Dans les quatre départements de l’ancienne région Poitou-Charentes, la lutte contre une gestion de la ressource destinée à pérenniser un modèle agricole qui a grandement compté dans l’assèchement des zones humides et réduit en particulier le Marais poitevin, s’est d’abord jouée devant la justice. Sur ce terrain-là, les opposants à la multiplication de ces infrastructures – destinées à être remplies en pompant dans les nappes phréatiques en hiver afin de garantir un accès à l’eau toute l’année aux agriculteurs, en premier lieu des irrigants –, ne désarment pas non plus.
Le collectif qui mène cette bataille est composé notamment de la Ligue de protection des oiseaux, la fédération Poitou-Charentes Nature, SOS rivières et environnement, de deux associations de pêcheurs, de la Confédération paysanne et de l’UFC-Que choisir.
Il a fait ses comptes en mars : les 93 retenues de substitution prévues – dont certaines sont déjà réalisées – ont toutes fait l’objet de recours. Pour huit d’entre elles, ils ont été perdus en deuxième instance. Les autres sont en attente d’un jugement ou en cours d’instruction.
Impact négatif sur le niveau de la rivière
Etudes d’impact insuffisantes et surdimensionnement sont les principaux arguments que les associations avancent devant les juges. Car de la Vienne à la Charente, elles redoutent certes de voir la ressource accaparée au profit de quelques exploitants, mais surtout que les retenues dites de substitution n’entraînent des prélèvements encore plus élevés qu’auparavant dans une nature épuisée. Ainsi après un premier recours de leur part, la Coop 79 a-t-elle revu à la baisse ses ambitions et fait passer le nombre de ses bassines de 19 à 16.

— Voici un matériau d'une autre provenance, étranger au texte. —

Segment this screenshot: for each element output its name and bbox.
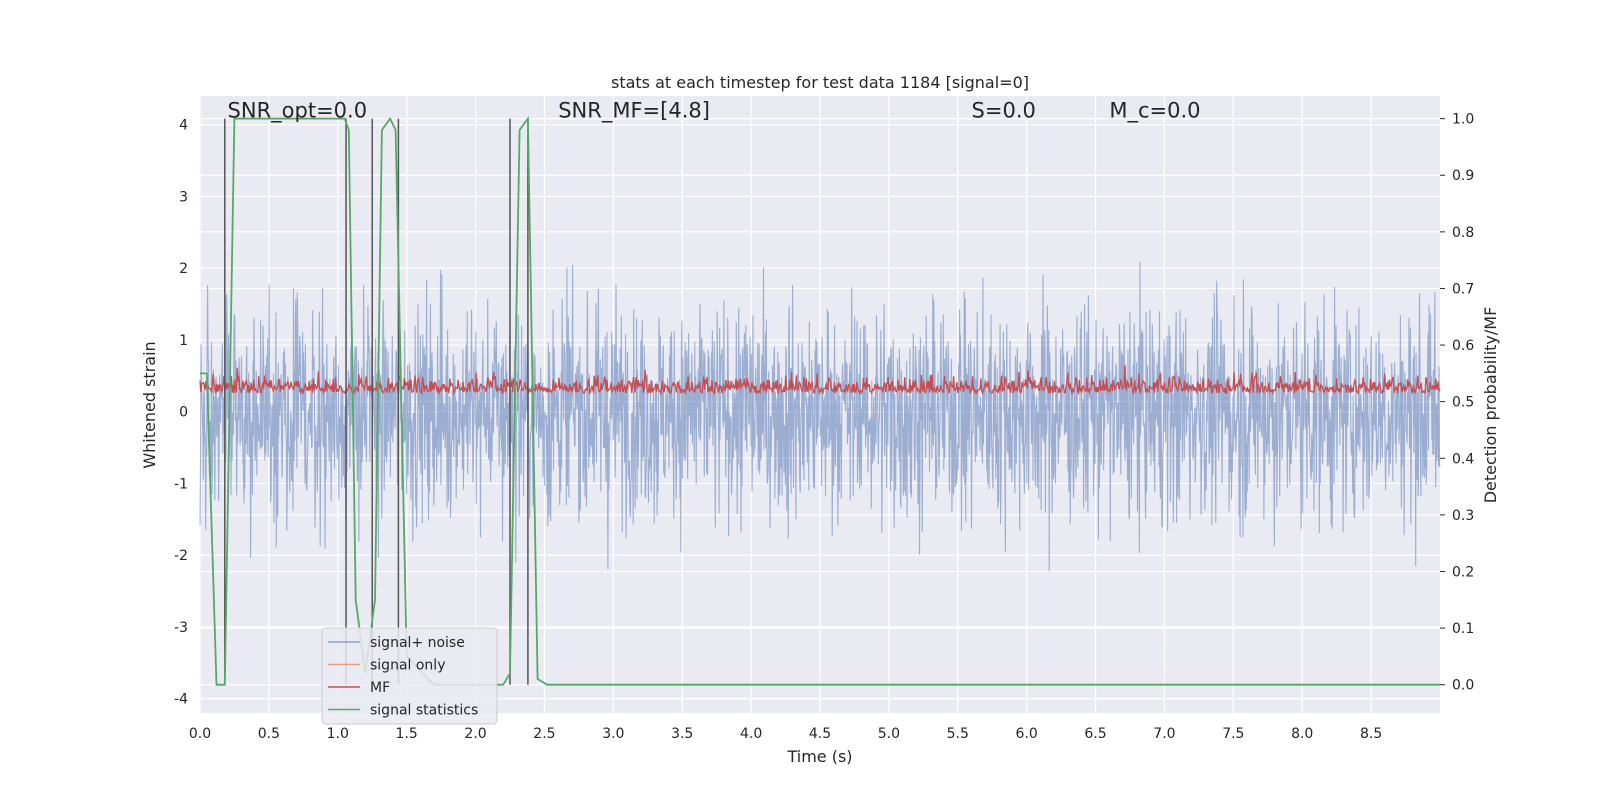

Les associations ont en outre déposé un recours contre les 16 restantes, dont celle de Mauzé-sur-le-Mignon qui est la seule achevée et en fonctionnement. Cet hiver, les opposants ont montré, photos et constats d’huissier à l’appui, que le remplissage de cette retenue pendant plusieurs semaines a eu un impact visiblement négatif sur le niveau de la rivière en contrebas, Le Mignon, et obtenu que l’instruction soit rouverte.